Much like traditional upstream oil and gas production, a wide variety of corrosion and scale inhibitors must be dosed via metering pumps to provide a layer of protection on the well tubing and to prevent damage and rusting.

During the winter months, methanol injections are required on all EOR injection lines to prevent freezing. The formation of hydrates is a critical safety issue that must be continuously addressed. Hydrates form when light hydrocarbons and water mix under high pressures and low temperatures. They restrict flow and can damage equipment. Because remediation is time-consuming, expensive and dangerous to people, equipment and the environment, flow assurance chemicals like methanol, delivered via metering pumps, are critical to keep the entire enterprise operating.

production zones for extractionImage 2. Water injected into a reservoir displaces oil deep in the reservoir and drives it toward production zones for extraction.

Are Perceptions & Opportunities for EOR Changing?

Even though chemical injection and EOR can increase oil recovery by as much as 75 percent, these methods have long been considered expensive, laborious and time-consuming. But that may be changing, in part to a shifting landscape and improvements made with pumping infrastructure.

Over the last few decades, thousands of onshore and (relatively shallow) offshore wells have been capped by operators, even though they still contain half of their contents. Prior to the last downturn, the need for efficiency was less pressing. The recent gold rush in the Permian Basin offers similar incentives for operators to focus on primary and secondary recovery before moving to the next project.

These factors have built up an enormous inventory of half-full reservoirs. Many believe this growing inventory has created a new value proposition for EOR.

Perhaps another reason previous (pre-downturn) EOR activities were perceived to be inefficient was due to the legacy pumping infrastructure used decades ago. Many early systems relied on pneumatically driven piston pumps or plunger pumps, which produced unreliable flow rates and resulted in inaccurate and inconsistent dosing to the reservoir.

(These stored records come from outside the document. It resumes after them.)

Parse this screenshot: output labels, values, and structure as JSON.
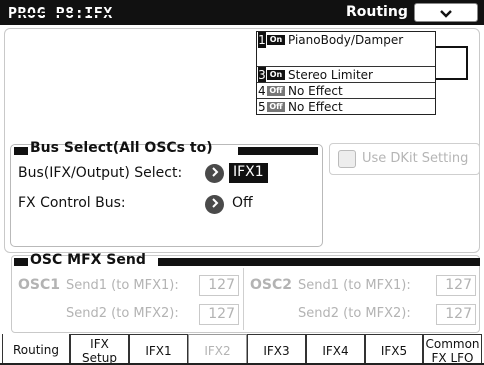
{
  "header": {
    "title": "PROG P8:IFX",
    "page_name": "Routing",
    "menu_icon": "chevron-down-icon"
  },
  "ifx_chain": {
    "slots": [
      {
        "num": "1",
        "state": "On",
        "name": "PianoBody/Damper"
      },
      {
        "num": "3",
        "state": "On",
        "name": "Stereo Limiter"
      },
      {
        "num": "4",
        "state": "Off",
        "name": "No Effect"
      },
      {
        "num": "5",
        "state": "Off",
        "name": "No Effect"
      }
    ]
  },
  "bus_select": {
    "title": "Bus Select(All OSCs to)",
    "bus_label": "Bus(IFX/Output) Select:",
    "bus_value": "IFX1",
    "fx_label": "FX Control Bus:",
    "fx_value": "Off"
  },
  "dkit": {
    "label": "Use DKit Setting"
  },
  "mfx_send": {
    "title": "OSC MFX Send",
    "osc1": {
      "name": "OSC1",
      "send1_label": "Send1 (to MFX1):",
      "send1": "127",
      "send2_label": "Send2 (to MFX2):",
      "send2": "127"
    },
    "osc2": {
      "name": "OSC2",
      "send1_label": "Send1 (to MFX1):",
      "send1": "127",
      "send2_label": "Send2 (to MFX2):",
      "send2": "127"
    }
  },
  "tabs": [
    {
      "line1": "Routing",
      "line2": ""
    },
    {
      "line1": "IFX",
      "line2": "Setup"
    },
    {
      "line1": "IFX1",
      "line2": ""
    },
    {
      "line1": "IFX2",
      "line2": ""
    },
    {
      "line1": "IFX3",
      "line2": ""
    },
    {
      "line1": "IFX4",
      "line2": ""
    },
    {
      "line1": "IFX5",
      "line2": ""
    },
    {
      "line1": "Common",
      "line2": "FX LFO"
    }
  ],
  "colors": {
    "background": "#ffffff",
    "ink": "#111111",
    "disabled": "#b3b3b3"
  }
}
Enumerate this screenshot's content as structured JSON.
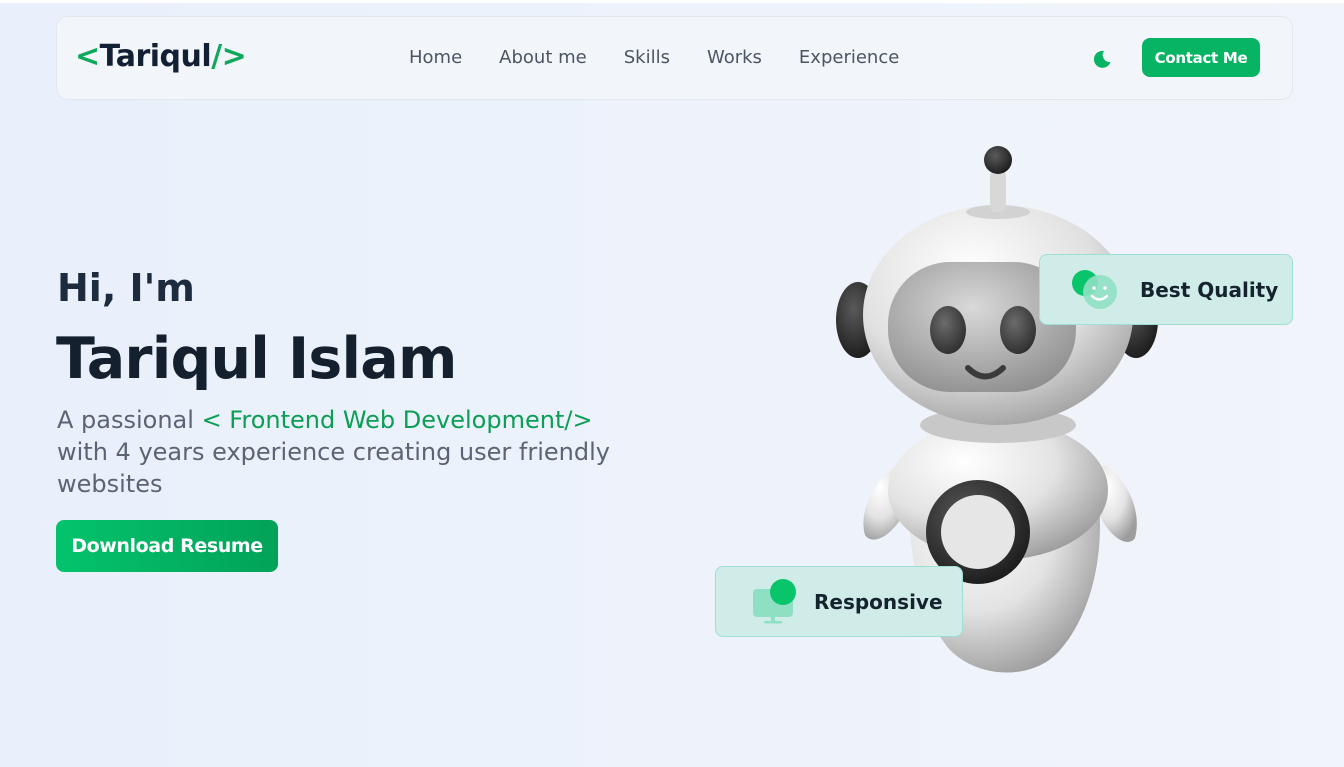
{
  "nav": {
    "logo_open": "<",
    "logo_name": "Tariqul",
    "logo_close": "/>",
    "links": [
      "Home",
      "About me",
      "Skills",
      "Works",
      "Experience"
    ],
    "theme_icon": "moon-icon",
    "contact_label": "Contact Me"
  },
  "hero": {
    "greeting": "Hi, I'm",
    "name": "Tariqul Islam",
    "desc_prefix": "A passional ",
    "role": "< Frontend Web Development/>",
    "desc_suffix": " with 4 years experience creating user friendly websites",
    "download_label": "Download Resume"
  },
  "badges": {
    "quality": {
      "label": "Best Quality",
      "icon": "smile-icon"
    },
    "responsive": {
      "label": "Responsive",
      "icon": "monitor-icon"
    }
  },
  "colors": {
    "accent": "#06b463",
    "accent_text": "#0c9e55",
    "badge_bg": "#cfece8",
    "heading": "#14202e"
  }
}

Every reservoir is different, for a variety of factors including age, geology and depth. As a result, the chemistry required for maximum extraction is also unique to each reservoir. Because the chemistry changes throughout the extraction life cycle, the metering pumps used to deliver the catalysts must be accurate, able to intelligently interpret data and analytics and flexible to instantly alter flow volumes to render the optimum cocktail for EOR extraction.

Metering Pump Criteria for EOR Applications

Metering pump innovation has come a long way in the last decade. Today’s metering pumps should address the requirements for EOR applications better than their predecessors. They offer more hydraulic power, interact with controllers to interpret data, provide 1,000 to 1 turndown ratios to deliver the precise volumes of chemical needed and adhere to API 675 standards.

When it comes to offshore operations, footprint, space and weight are important factors. Metering pumps can deliver the pressures needed for EOR applications, in smaller and lighter packages than previous pumps.

With oil and gas applications, pumping infrastructure reliability is paramount because the value of a single day’s production exceeds the cost of the pumping systems. Equipment must be manufactured to high standards, and attention must be paid to preventative and predictive maintenance to ensure long-term safety and performance.

metering pumpImage 3. Today's metering pumps should address EOR requirements better than their predecessors.

Looking Ahead

In many ways, innovation in the oil and gas industry has benefitted from the last downturn. Equipment is more powerful, energy efficient and cost effective. Services and best practices are refined and more efficient. Prices seem to have stabilized in a manner that sustains OPEX, ensures profit and encourages an acceptable level of investment.

Prices may never again exceed $100 per barrel, and perhaps that is a good thing because it prevents us from wasting resources. Today’s prices are high enough to support investments in EOR. These economics, combined with the growing inventory of half-full reservoirs, and enhancements made in pumping technology, provide a compelling value proposition for a new renaissance in EOR activities.